Sunday, December 5, 2010

Enchanting

That's the best word I can use to describe this past year.

As my LBB turns one, I look back on this past year and am amazed by so many things...how quick it's flown by. And amazed by every little moment of it. All the smiles. All the sleepless nights. All the hugs. All the cuddles.

The firsts...first Christmas. First smile. First Easter. First time crawling. Those first unsure steps (although he is still being stubborn about this. :) He can walk, he just chooses not to.) His first words. And all the little firsts that quietly slip in each and every day as our LBB learns and explores this world.

He is an amazing kid...and I know I'm most likely biased seeing as how I'm Mommy and all that. But everyday he does something that takes my breath away. Does something that amazes me. And something that just plain makes me laugh. If I were to post everytime he did something that struck me as funny, sweet, smart, or just plain adorable...I'd never leave the computer (and as a result, miss all those funny, sweet, smart, adorable moments!)

Not to say that this first year hasn't been filled with moments of worry. Or moments of pure exhaustion. All those typical first year experiences...worrying if my LBB was eating right. Worrying when he bumps his head. Being exhausted that first month when everything in our world was being turned upside down and we had a newborn that we were cherishing but trying to figure out (the joys of first time parenting. :) ) But in the long run, I wouldn't trade any of those trying moments for a thing...those moments make you cherish all the other moments even more.

The moment I held LBB in my arms after those hours of labor, after those months of waiting, I was convinced I couldn't love him anymore than I did at that moment. But, that's the funny thing about being a mother...each and everyday my love grows more and more for him. What I once thought was insurmountable love is trumped every day when I feel like my heart is about to burst from all the love. When he gives me a big sloppy kiss my heart melts into a puddle of goop. And when he nestles up into my neck as we are saying his goodnight prayers, my eyes get misty and I feel like there is no more perfect place to be. Funny thing, love is. Especially love for your child and from your child. This past year I've learned so much about love from such a small little heaven-sent package.

He teaches me daily that while I am not close to being a perfect mother (but oh how I try!), he is the perfect son. :) He is inquistive.
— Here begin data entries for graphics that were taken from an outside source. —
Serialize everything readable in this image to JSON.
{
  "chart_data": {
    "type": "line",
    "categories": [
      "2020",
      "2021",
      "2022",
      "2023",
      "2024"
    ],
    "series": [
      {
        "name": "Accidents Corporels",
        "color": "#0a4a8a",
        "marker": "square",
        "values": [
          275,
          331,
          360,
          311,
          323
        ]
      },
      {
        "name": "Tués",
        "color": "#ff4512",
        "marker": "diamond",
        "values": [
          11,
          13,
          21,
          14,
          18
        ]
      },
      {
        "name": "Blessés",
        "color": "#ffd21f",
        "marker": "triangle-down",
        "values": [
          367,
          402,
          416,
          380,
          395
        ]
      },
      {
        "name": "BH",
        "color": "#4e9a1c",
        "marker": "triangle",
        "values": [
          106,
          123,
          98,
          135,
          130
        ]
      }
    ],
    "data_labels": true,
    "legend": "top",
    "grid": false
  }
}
Funny. Loving. Caring. Stubborn. Sweet. Adorable. Flirty. Amusing. Creative. Intelligent. Relentless. Helpful. And he unconditionally loves us. What an amazing thing that is. God's goodness shines through him daily, and I never stop thanking the Lord for that.

Looking back, I am nostalgic over this past year. I miss the little things like him sleeping in our bed every night. The non-stop cuddles. The pure necessity of needing us to be with him. But, looking forward, I am loving every moment of his "growing-up". The independence. The stubborness. The excitement he has for exploring, learning, and creating.

As he grows, I love watching the traits he gets from his daddy and I. I love watching the traits that are purely his own. And I adore watching him develop and fine-tune his personality everyday.

My LBB, on this first birthday of many, I thank God for the gift of you to us. I look forward to this next year of growing, learning, exploring, creating, and just plain having fun. And I am so very thankful for everything that you teach me. For every hug and kiss that you give me. And for every single moment of every single day with you. I can't imagine a more fulfilling job than the one I have of being your Mommy. I love you so very much, my dear little LBB. HAPPY BIRTHDAY!!!!